Of course I made an apology; and asked him to convey it to his friend. He was right about Sydney being half of it. It would be beautiful without Sydney, but not above half as beautiful as it is now, with Sydney added. It is shaped somewhat like an oakleaf – a roomy sheet of lovely blue water, with narrow off-shoots of water running up into the country on both sides between long fingers of land, high wooden ridges with sides sloped like graves. Handsome villas are perched here and there on these ridges, snuggling among the foliage, and one catches alluring glimpses of them as the ship swims by toward the city. The city clothes a cluster of hills and a ruffle of neighboring ridges with its undulating masses of masonry, and out of these masses spring towers and spires and other architectural dignities and grandeurs that break the flowing lines and give picturesqueness to the general effect.…
There are four specialties attainable in the way of social pleasure. If you enter your name on the Visitor’s Book at Government House you will receive an invitation to the next ball that takes place there, if nothing can be proven against you. And it will be very pleasant; for you will see everybody except the Governor, and add a number of acquaintances and several friends to your list. The Governor will be in England. He always is. The continent has four or five governors, and I
do not know how many it takes to govern the outlying archipelago; but anyway you will not see them.…
Another of Sydney’s social pleasures is the visit to the Admiralty House; which is nobly situated on high ground overlooking the water. The trim boats of the service convey the guests thither; and there, or on board the flagship, they have the duplicate of the hospitalities of Government House. The admiral commanding a station in British waters is a magnate of the first degree, and he is sumptuously housed, as becomes the dignity of his office.
Third in the list of special pleasures is the tour of the harbor in a fine steam pleasure-launch. Your richer friends own boats of this kind, and they will invite you, and the joys of the trip will make a long day seem short.
And finally comes the shark-fishing. Sydney harbor is populous with the finest breeds of man-eating sharks in the world. Some people make their living catching them; for the government pays a cash bounty on them. The larger the shark the larger the bounty, and some of the sharks are twenty feet long. You not only get the bounty, but everything that is in the shark belongs to you. Sometimes the contents are quite valuable.
1922 D. H. LAWRENCE
British novelist D. H. Lawrence (1885–1930) visited New South Wales with his wife Frieda in 1922, and his experiences fed into his novel Kangaroo, published the following year.

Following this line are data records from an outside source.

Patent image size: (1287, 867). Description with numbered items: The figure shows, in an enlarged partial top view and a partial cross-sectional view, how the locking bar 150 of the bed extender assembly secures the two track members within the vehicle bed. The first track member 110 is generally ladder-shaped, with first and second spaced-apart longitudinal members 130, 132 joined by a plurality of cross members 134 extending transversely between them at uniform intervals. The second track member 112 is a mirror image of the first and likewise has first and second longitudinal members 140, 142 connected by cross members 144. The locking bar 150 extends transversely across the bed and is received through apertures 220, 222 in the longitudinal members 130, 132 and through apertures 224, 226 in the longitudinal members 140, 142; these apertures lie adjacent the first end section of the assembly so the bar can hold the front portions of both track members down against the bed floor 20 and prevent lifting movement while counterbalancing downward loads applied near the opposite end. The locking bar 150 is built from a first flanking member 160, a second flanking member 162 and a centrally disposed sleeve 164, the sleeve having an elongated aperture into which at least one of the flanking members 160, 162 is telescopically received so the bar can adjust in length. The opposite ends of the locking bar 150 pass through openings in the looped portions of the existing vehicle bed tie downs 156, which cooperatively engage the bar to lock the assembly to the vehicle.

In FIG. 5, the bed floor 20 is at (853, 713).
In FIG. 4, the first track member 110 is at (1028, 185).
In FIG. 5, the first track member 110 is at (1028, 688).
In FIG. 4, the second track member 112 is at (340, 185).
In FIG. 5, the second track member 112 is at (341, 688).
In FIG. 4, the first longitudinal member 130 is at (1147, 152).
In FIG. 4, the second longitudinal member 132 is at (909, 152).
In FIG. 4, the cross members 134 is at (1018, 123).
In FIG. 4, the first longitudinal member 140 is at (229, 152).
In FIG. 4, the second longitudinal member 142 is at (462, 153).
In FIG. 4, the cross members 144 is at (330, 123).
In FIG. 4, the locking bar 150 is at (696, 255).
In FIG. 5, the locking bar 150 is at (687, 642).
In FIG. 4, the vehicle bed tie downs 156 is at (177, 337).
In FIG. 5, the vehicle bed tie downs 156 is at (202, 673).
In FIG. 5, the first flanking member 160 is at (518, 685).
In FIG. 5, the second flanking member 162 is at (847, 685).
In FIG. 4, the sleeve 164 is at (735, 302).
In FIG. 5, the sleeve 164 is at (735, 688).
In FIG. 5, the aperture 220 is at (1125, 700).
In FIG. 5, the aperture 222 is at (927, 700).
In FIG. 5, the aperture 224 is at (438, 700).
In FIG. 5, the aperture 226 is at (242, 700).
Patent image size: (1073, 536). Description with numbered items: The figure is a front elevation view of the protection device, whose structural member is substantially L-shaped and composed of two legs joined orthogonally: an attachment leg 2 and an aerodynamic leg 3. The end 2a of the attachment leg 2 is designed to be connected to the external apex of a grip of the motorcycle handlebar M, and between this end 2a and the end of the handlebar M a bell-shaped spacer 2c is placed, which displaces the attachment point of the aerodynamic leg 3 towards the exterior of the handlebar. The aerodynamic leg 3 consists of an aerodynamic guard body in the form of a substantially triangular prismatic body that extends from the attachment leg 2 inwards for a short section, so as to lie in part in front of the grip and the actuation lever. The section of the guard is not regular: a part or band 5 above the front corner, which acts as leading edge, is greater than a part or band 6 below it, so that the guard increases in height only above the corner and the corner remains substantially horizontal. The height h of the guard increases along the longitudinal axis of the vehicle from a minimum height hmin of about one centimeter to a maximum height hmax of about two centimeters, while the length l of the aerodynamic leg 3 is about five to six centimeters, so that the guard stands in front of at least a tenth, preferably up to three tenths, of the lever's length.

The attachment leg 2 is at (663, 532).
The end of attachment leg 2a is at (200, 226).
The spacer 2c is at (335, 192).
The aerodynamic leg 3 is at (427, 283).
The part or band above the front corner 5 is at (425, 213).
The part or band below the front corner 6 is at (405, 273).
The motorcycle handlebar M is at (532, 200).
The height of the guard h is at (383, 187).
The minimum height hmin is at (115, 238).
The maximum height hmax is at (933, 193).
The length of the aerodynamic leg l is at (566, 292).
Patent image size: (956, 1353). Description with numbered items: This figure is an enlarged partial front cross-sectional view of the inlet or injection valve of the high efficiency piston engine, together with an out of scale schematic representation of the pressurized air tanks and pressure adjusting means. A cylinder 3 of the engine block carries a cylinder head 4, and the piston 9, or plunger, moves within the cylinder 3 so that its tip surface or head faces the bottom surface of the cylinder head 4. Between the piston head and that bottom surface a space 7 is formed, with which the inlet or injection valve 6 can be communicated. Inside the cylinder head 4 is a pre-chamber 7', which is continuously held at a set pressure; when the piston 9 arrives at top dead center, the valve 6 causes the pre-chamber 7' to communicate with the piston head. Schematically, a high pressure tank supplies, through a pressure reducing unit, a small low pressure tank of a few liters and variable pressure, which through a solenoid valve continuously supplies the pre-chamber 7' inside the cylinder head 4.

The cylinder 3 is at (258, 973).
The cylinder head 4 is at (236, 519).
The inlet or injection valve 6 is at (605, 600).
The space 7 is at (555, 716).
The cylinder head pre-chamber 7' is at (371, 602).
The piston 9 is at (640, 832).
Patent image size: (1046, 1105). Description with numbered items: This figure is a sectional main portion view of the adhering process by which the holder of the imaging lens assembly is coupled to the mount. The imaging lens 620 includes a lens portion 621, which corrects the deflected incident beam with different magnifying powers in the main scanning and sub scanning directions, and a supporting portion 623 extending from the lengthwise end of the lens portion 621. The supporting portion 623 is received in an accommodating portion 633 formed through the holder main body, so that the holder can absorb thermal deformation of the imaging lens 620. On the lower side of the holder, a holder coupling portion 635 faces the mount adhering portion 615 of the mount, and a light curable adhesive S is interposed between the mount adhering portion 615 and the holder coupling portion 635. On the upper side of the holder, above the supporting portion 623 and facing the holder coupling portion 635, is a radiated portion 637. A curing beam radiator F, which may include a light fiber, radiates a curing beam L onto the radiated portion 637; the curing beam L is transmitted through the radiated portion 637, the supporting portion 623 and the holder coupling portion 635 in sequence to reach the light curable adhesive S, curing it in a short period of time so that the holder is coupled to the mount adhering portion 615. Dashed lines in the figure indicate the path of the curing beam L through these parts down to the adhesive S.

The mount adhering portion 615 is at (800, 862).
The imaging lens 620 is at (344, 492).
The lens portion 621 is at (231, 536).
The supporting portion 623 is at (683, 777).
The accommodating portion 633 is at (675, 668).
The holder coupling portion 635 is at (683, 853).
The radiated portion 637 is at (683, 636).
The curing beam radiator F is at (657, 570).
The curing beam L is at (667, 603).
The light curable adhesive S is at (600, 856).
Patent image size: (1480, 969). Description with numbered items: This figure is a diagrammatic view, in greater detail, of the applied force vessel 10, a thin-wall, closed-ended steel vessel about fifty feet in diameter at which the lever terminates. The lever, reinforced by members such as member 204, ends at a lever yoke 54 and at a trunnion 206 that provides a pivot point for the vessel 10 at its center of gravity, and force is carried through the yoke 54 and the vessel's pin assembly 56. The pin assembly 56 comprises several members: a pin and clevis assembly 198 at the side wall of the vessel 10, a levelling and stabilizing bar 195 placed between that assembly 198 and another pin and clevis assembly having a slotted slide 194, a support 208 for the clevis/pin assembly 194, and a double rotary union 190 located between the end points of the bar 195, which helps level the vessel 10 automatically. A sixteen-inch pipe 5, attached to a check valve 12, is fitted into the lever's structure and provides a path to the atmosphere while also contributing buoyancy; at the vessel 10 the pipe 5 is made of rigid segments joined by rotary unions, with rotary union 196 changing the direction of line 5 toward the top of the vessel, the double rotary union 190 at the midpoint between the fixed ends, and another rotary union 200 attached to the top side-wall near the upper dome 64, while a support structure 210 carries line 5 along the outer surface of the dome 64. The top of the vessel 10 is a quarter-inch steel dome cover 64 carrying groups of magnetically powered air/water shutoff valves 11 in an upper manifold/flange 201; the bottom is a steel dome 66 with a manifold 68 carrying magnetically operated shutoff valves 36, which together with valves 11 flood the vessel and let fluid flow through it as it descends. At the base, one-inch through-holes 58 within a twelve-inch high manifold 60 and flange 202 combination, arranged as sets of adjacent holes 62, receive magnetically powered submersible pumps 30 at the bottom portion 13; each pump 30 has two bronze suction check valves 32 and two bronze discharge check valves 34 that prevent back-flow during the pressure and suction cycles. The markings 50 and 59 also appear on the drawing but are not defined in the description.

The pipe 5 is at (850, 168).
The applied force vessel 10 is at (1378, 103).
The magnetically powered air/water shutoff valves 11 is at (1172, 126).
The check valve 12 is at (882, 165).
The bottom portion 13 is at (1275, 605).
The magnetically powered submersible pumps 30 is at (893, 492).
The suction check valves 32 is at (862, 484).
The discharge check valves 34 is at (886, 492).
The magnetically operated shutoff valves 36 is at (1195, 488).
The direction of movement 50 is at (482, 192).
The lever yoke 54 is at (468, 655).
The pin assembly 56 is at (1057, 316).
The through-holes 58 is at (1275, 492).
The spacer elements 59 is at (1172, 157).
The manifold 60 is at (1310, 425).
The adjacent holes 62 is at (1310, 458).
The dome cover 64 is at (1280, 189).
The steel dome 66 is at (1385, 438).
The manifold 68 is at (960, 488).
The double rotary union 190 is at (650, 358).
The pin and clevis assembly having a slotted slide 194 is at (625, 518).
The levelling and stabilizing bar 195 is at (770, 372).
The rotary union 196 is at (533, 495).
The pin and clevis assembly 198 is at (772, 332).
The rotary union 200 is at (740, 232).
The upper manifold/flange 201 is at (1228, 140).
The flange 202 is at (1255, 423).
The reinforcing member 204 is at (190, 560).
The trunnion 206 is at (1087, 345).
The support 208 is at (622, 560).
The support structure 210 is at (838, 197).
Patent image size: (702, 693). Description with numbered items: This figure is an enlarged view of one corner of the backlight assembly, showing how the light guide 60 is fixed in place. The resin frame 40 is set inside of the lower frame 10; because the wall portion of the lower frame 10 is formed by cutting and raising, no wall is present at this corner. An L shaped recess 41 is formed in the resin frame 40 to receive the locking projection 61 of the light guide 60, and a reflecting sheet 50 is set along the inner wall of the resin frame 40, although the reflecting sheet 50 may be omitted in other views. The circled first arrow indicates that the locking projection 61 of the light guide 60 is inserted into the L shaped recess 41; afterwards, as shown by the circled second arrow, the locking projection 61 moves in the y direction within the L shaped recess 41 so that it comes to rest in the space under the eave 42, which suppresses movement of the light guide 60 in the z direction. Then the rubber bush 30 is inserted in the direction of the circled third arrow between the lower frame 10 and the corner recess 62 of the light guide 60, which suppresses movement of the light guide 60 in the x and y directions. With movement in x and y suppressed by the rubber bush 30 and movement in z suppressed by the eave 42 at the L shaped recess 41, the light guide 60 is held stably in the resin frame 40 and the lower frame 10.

[In which state of mind] they jogged through the city, catching a glimpse from the top of a hill of the famous harbour spreading out with its many arms and legs. Or at least they saw one bay with warships and steamers lying between the houses and the wooded, bank-like shores, and they saw the centre of the harbour, and the opposite squat cliffs – the whole low wooded tableland reddened with suburbs and interrupted by the pale spaces of the many-lobed harbour. The sky had gone grey, and the low tableland into which the harbour intrudes squatted dark-looking and monotonous and sad, as if lost on the face of the earth: the same Australian atmosphere, even here within the area of huge, restless, modern Sydney, whose million inhabitants seem to slip like fishes from one side of the harbour to another.